Ne kadar doğru söylediniz. Gündemin arka planında kalan büyük bir yara bu. Ben bir kuşak araştırmacısıyım. Yıllardır pek çok gençlik araştırması yapmaktayım. Son yıllarda araştırmacı bakışımla gördüğüm bir fotoğraf vardı. Türkiye’den dünyanın dört yanına ciddi bir yetenek göçü eğilimi izliyordum ve bu ülkenin verdiği önceki dönem göçlerine benzemiyordu. Üzerine kendi göç hikayem de eklenince bu kitabı yazmak kaçınılmaz oldu.  Bugünün Türkiye’sinde yeni nesil bir göç hareketi yaşanıyor. Son 3 yılda 10 bin milyoner ile 13 bin girişimci ve iş insanı olmak üzere 23 bin kişi Türkiye'yi terk etti. Türkiye'den yurtdışına göç eden kişi sayısı da 3 yılda yüzde 97 arttı. 2016'da 69.326 kişi olan yurtdışına giden T.C. vatandaşı sayısı 2018'de 136.740 kişiye yükseldi. Ne yazık ki Türkiye’nin yeni nesil göçmenlerinin yaşları giderek düşmekte. UNESCO verilerine göre, Türkiye'den her yıl 50 bin öğrenci yurtdışına okumaya gidiyor. Ne yazık ki Türkiye’nin yeni nesil göçmenlerinin yetkinlikleri giderek yükselmekte. 2012 yılında yurtdışına giden doktor sayısı yalnızca 59 iken, 2019'da 1.042'ye ulaştı. Geçen yıl pandemiye rağmen Türk Tabipleri Birliği'nden belge isteyen hekim sayısı 931'e ulaştı. Yine, ne yazık ki Türkiye'nin 20 OECD ülkesine beyin göçünden ötürü kaybının en az 220 milyar dolar olduğu öngörülüyor.  

Bu kitaba konu olan araştırma 2020 Şubat – Temmuz döneminde 9 bölge, 118 ülke, 728 kentte yaşayan 3253 göçmenle gerçekleşti. Bir göçmen ve bir jenerasyon araştırmacısı olarak çıktığım bu yolculukta yüzlerce farklı hikâyeyi doğrudan dinleme fırsatım oldu.

- Kitabı bitirdikten sonra sadece şunu düşündüm Gidenler mi daha cesur? Kalanlar mı? Ne dersiniz?

Bu soru zaten bir göçmen olarak sık karşılaştığım bir soruydu. Sanırım bu kitaptan sonra daha çok karşıma çıkacak. Oysa beni rahatsız eden bir soru. Bu kitaba konu olan araştırmayı yapma sebebim de gitmeyi yüceltmek, kalmayı değersizleştirmek (ya da tam tersi) değildi.  İsterim ki, kitaptaki bulgular göçmen dostlarıma yalnız olmadıklarını hatırlatsın, göçmeyi düşünenleri yargılar ya da yorumlarla değil gerçeklerle buluştursun ve en önemlisi de kural koyucunun ülkenin kıymetlerinin ülkede kalmalarını kolaylaştırıcı tedbirler almasını sağlasın.  

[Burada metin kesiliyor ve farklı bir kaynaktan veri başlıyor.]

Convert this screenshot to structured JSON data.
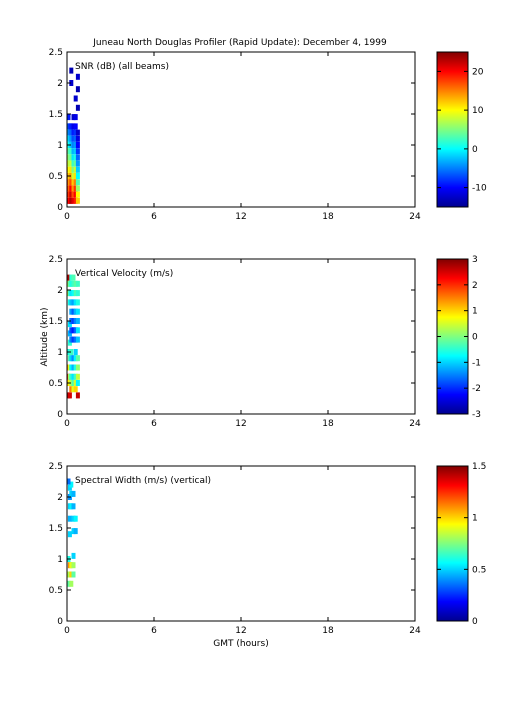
{
  "figure": {
    "title": "Juneau North Douglas Profiler (Rapid Update):  December  4, 1999",
    "ylabel": "Altitude (km)",
    "xlabel": "GMT (hours)"
  },
  "chart_data": [
    {
      "type": "heatmap",
      "label": "SNR (dB) (all beams)",
      "xlim": [
        0,
        24
      ],
      "ylim": [
        0,
        2.5
      ],
      "xticks": [
        0,
        6,
        12,
        18,
        24
      ],
      "yticks": [
        0,
        0.5,
        1,
        1.5,
        2,
        2.5
      ],
      "colorbar": {
        "min": -15,
        "max": 25,
        "ticks": [
          -10,
          0,
          10,
          20
        ]
      },
      "points": [
        [
          0.1,
          0.1,
          22
        ],
        [
          0.2,
          0.1,
          20
        ],
        [
          0.3,
          0.1,
          23
        ],
        [
          0.45,
          0.1,
          21
        ],
        [
          0.6,
          0.1,
          19
        ],
        [
          0.75,
          0.1,
          12
        ],
        [
          0.1,
          0.2,
          21
        ],
        [
          0.2,
          0.2,
          18
        ],
        [
          0.3,
          0.2,
          22
        ],
        [
          0.45,
          0.2,
          17
        ],
        [
          0.6,
          0.2,
          20
        ],
        [
          0.75,
          0.2,
          10
        ],
        [
          0.1,
          0.3,
          19
        ],
        [
          0.2,
          0.3,
          16
        ],
        [
          0.3,
          0.3,
          20
        ],
        [
          0.45,
          0.3,
          14
        ],
        [
          0.6,
          0.3,
          18
        ],
        [
          0.75,
          0.3,
          6
        ],
        [
          0.1,
          0.4,
          18
        ],
        [
          0.2,
          0.4,
          14
        ],
        [
          0.3,
          0.4,
          17
        ],
        [
          0.45,
          0.4,
          12
        ],
        [
          0.6,
          0.4,
          15
        ],
        [
          0.75,
          0.4,
          3
        ],
        [
          0.1,
          0.5,
          15
        ],
        [
          0.2,
          0.5,
          12
        ],
        [
          0.3,
          0.5,
          14
        ],
        [
          0.45,
          0.5,
          8
        ],
        [
          0.6,
          0.5,
          11
        ],
        [
          0.75,
          0.5,
          0
        ],
        [
          0.1,
          0.6,
          12
        ],
        [
          0.2,
          0.6,
          10
        ],
        [
          0.3,
          0.6,
          11
        ],
        [
          0.45,
          0.6,
          5
        ],
        [
          0.6,
          0.6,
          8
        ],
        [
          0.75,
          0.6,
          -2
        ],
        [
          0.1,
          0.7,
          10
        ],
        [
          0.2,
          0.7,
          7
        ],
        [
          0.3,
          0.7,
          8
        ],
        [
          0.45,
          0.7,
          2
        ],
        [
          0.6,
          0.7,
          4
        ],
        [
          0.75,
          0.7,
          -4
        ],
        [
          0.1,
          0.8,
          7
        ],
        [
          0.2,
          0.8,
          5
        ],
        [
          0.3,
          0.8,
          4
        ],
        [
          0.45,
          0.8,
          -1
        ],
        [
          0.6,
          0.8,
          1
        ],
        [
          0.75,
          0.8,
          -6
        ],
        [
          0.1,
          0.9,
          5
        ],
        [
          0.2,
          0.9,
          3
        ],
        [
          0.3,
          0.9,
          2
        ],
        [
          0.45,
          0.9,
          -3
        ],
        [
          0.6,
          0.9,
          -2
        ],
        [
          0.75,
          0.9,
          -8
        ],
        [
          0.1,
          1.0,
          3
        ],
        [
          0.2,
          1.0,
          0
        ],
        [
          0.3,
          1.0,
          -2
        ],
        [
          0.45,
          1.0,
          -5
        ],
        [
          0.6,
          1.0,
          -4
        ],
        [
          0.75,
          1.0,
          -10
        ],
        [
          0.1,
          1.1,
          0
        ],
        [
          0.2,
          1.1,
          -2
        ],
        [
          0.3,
          1.1,
          -4
        ],
        [
          0.45,
          1.1,
          -7
        ],
        [
          0.6,
          1.1,
          -6
        ],
        [
          0.75,
          1.1,
          -11
        ],
        [
          0.1,
          1.2,
          -3
        ],
        [
          0.2,
          1.2,
          -5
        ],
        [
          0.3,
          1.2,
          -6
        ],
        [
          0.45,
          1.2,
          -9
        ],
        [
          0.6,
          1.2,
          -8
        ],
        [
          0.75,
          1.2,
          -12
        ],
        [
          0.1,
          1.3,
          -6
        ],
        [
          0.2,
          1.3,
          -8
        ],
        [
          0.3,
          1.3,
          -9
        ],
        [
          0.45,
          1.3,
          -11
        ],
        [
          0.6,
          1.3,
          -10
        ],
        [
          0.1,
          1.45,
          -9
        ],
        [
          0.45,
          1.45,
          -12
        ],
        [
          0.6,
          1.45,
          -11
        ],
        [
          0.75,
          1.6,
          -13
        ],
        [
          0.6,
          1.75,
          -12
        ],
        [
          0.75,
          1.9,
          -13
        ],
        [
          0.3,
          2.0,
          -12
        ],
        [
          0.75,
          2.1,
          -12
        ],
        [
          0.3,
          2.2,
          -13
        ]
      ]
    },
    {
      "type": "heatmap",
      "label": "Vertical Velocity (m/s)",
      "xlim": [
        0,
        24
      ],
      "ylim": [
        0,
        2.5
      ],
      "xticks": [
        0,
        6,
        12,
        18,
        24
      ],
      "yticks": [
        0,
        0.5,
        1,
        1.5,
        2,
        2.5
      ],
      "colorbar": {
        "min": -3,
        "max": 3,
        "ticks": [
          -3,
          -2,
          -1,
          0,
          1,
          2,
          3
        ]
      },
      "points": [
        [
          0.1,
          0.3,
          2.8
        ],
        [
          0.2,
          0.3,
          2.5
        ],
        [
          0.3,
          0.4,
          1.5
        ],
        [
          0.45,
          0.4,
          0.6
        ],
        [
          0.6,
          0.4,
          1.0
        ],
        [
          0.75,
          0.3,
          2.6
        ],
        [
          0.1,
          0.5,
          1.2
        ],
        [
          0.2,
          0.5,
          0.8
        ],
        [
          0.3,
          0.5,
          0.3
        ],
        [
          0.45,
          0.5,
          -0.3
        ],
        [
          0.6,
          0.5,
          0.5
        ],
        [
          0.75,
          0.5,
          -0.8
        ],
        [
          0.1,
          0.6,
          2.2
        ],
        [
          0.2,
          0.6,
          0.2
        ],
        [
          0.3,
          0.6,
          -0.5
        ],
        [
          0.45,
          0.6,
          -0.9
        ],
        [
          0.6,
          0.6,
          -0.4
        ],
        [
          0.75,
          0.6,
          0.4
        ],
        [
          0.1,
          0.75,
          1.5
        ],
        [
          0.2,
          0.75,
          0.6
        ],
        [
          0.3,
          0.75,
          -0.8
        ],
        [
          0.45,
          0.75,
          -1.2
        ],
        [
          0.6,
          0.75,
          -0.6
        ],
        [
          0.75,
          0.75,
          0.1
        ],
        [
          0.2,
          0.9,
          -0.3
        ],
        [
          0.3,
          0.9,
          -1.0
        ],
        [
          0.45,
          0.9,
          -1.4
        ],
        [
          0.6,
          0.9,
          -0.8
        ],
        [
          0.75,
          0.9,
          -0.2
        ],
        [
          0.1,
          1.0,
          -0.6
        ],
        [
          0.3,
          1.0,
          -0.4
        ],
        [
          0.6,
          1.0,
          -1.0
        ],
        [
          0.2,
          1.15,
          -0.5
        ],
        [
          0.3,
          1.2,
          -1.5
        ],
        [
          0.45,
          1.2,
          -1.9
        ],
        [
          0.6,
          1.2,
          -1.6
        ],
        [
          0.75,
          1.2,
          -1.1
        ],
        [
          0.2,
          1.3,
          -1.2
        ],
        [
          0.3,
          1.35,
          -1.8
        ],
        [
          0.45,
          1.35,
          -2.1
        ],
        [
          0.6,
          1.35,
          -1.7
        ],
        [
          0.75,
          1.35,
          -0.9
        ],
        [
          0.2,
          1.45,
          -0.9
        ],
        [
          0.3,
          1.5,
          -1.6
        ],
        [
          0.45,
          1.5,
          -1.9
        ],
        [
          0.6,
          1.5,
          -1.5
        ],
        [
          0.75,
          1.5,
          -1.2
        ],
        [
          0.3,
          1.65,
          -1.3
        ],
        [
          0.45,
          1.65,
          -1.7
        ],
        [
          0.6,
          1.65,
          -1.2
        ],
        [
          0.75,
          1.65,
          -0.9
        ],
        [
          0.2,
          1.8,
          -0.6
        ],
        [
          0.3,
          1.8,
          -1.1
        ],
        [
          0.45,
          1.8,
          -1.3
        ],
        [
          0.6,
          1.8,
          -0.9
        ],
        [
          0.75,
          1.8,
          -0.6
        ],
        [
          0.1,
          1.95,
          0.5
        ],
        [
          0.2,
          1.95,
          -0.4
        ],
        [
          0.3,
          1.95,
          -0.9
        ],
        [
          0.45,
          1.95,
          -0.7
        ],
        [
          0.6,
          1.95,
          -0.3
        ],
        [
          0.75,
          1.95,
          -0.5
        ],
        [
          0.1,
          2.1,
          0.3
        ],
        [
          0.2,
          2.1,
          -0.2
        ],
        [
          0.3,
          2.1,
          -0.6
        ],
        [
          0.45,
          2.1,
          -0.4
        ],
        [
          0.6,
          2.1,
          -0.2
        ],
        [
          0.75,
          2.1,
          -0.4
        ],
        [
          0.1,
          2.2,
          2.7
        ],
        [
          0.3,
          2.2,
          -0.5
        ],
        [
          0.45,
          2.2,
          -0.3
        ]
      ]
    },
    {
      "type": "heatmap",
      "label": "Spectral Width (m/s) (vertical)",
      "xlim": [
        0,
        24
      ],
      "ylim": [
        0,
        2.5
      ],
      "xticks": [
        0,
        6,
        12,
        18,
        24
      ],
      "yticks": [
        0,
        0.5,
        1,
        1.5,
        2,
        2.5
      ],
      "colorbar": {
        "min": 0,
        "max": 1.5,
        "ticks": [
          0,
          0.5,
          1,
          1.5
        ]
      },
      "points": [
        [
          0.1,
          0.6,
          0.7
        ],
        [
          0.3,
          0.6,
          0.8
        ],
        [
          0.1,
          0.75,
          0.9
        ],
        [
          0.2,
          0.75,
          0.8
        ],
        [
          0.3,
          0.75,
          1.0
        ],
        [
          0.45,
          0.75,
          0.7
        ],
        [
          0.2,
          0.9,
          1.1
        ],
        [
          0.3,
          0.9,
          0.9
        ],
        [
          0.45,
          0.9,
          0.8
        ],
        [
          0.1,
          1.0,
          0.6
        ],
        [
          0.45,
          1.05,
          0.5
        ],
        [
          0.2,
          1.4,
          0.5
        ],
        [
          0.45,
          1.45,
          0.5
        ],
        [
          0.6,
          1.45,
          0.45
        ],
        [
          0.2,
          1.65,
          0.45
        ],
        [
          0.45,
          1.65,
          0.5
        ],
        [
          0.6,
          1.65,
          0.55
        ],
        [
          0.2,
          1.85,
          0.5
        ],
        [
          0.3,
          1.85,
          0.55
        ],
        [
          0.45,
          1.85,
          0.45
        ],
        [
          0.2,
          2.0,
          0.4
        ],
        [
          0.3,
          2.05,
          0.5
        ],
        [
          0.45,
          2.05,
          0.45
        ],
        [
          0.2,
          2.15,
          0.5
        ],
        [
          0.3,
          2.2,
          0.55
        ],
        [
          0.1,
          2.25,
          0.35
        ]
      ]
    }
  ]
}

- Amin Maalouf’un Ölümcül Kimlikler kitabında bahsettiği gibi “Bugünün dünyasında bir insanın kendini rahat hissetmesi ve dünyaya nüfuz edebilmesi için kendi kimlik dilinden vazgeçmek zorunda kalmaması çok önemli. Hiç kimse zihinsel olarak "yurdunu terk etmek" zorunda kalmamalı. Herkes modernliği hep başkalarından ödünç alma izlenimine kapılmak yerine, kendi içine sindirip özümseyebilmeli” diyor. Sanki hepimiz zorunlu şekilde zihinsel olarak yurdumuzu terk ediyoruz? Ne dersiniz?

Ne güzel söylemiş Maalouf. Sanıyoruz ki göç sadece fiziksel bir kavram. Ülkenin fiziksel sınırları içinde kaldığı halde zihinsel olarak çoktan göçmüş milyonlar olduğunu düşünüyorum. Üstelik, bugün artık göçmenlik salt coğrafi göç ile tanımlanabilir bir kavram değil. Göçün artık sadece fiziki mekânla sınırlı olmadığı, sınırların artık sadece ulus devlet tarafından çizilmediği bugünün dünyasında mevcut “dijital göçmenlik” tanımının da ötesine geçilmiş ve göçe yeni bir boyut eklenmiş durumda. Buna da “Sanal göç” diyoruz.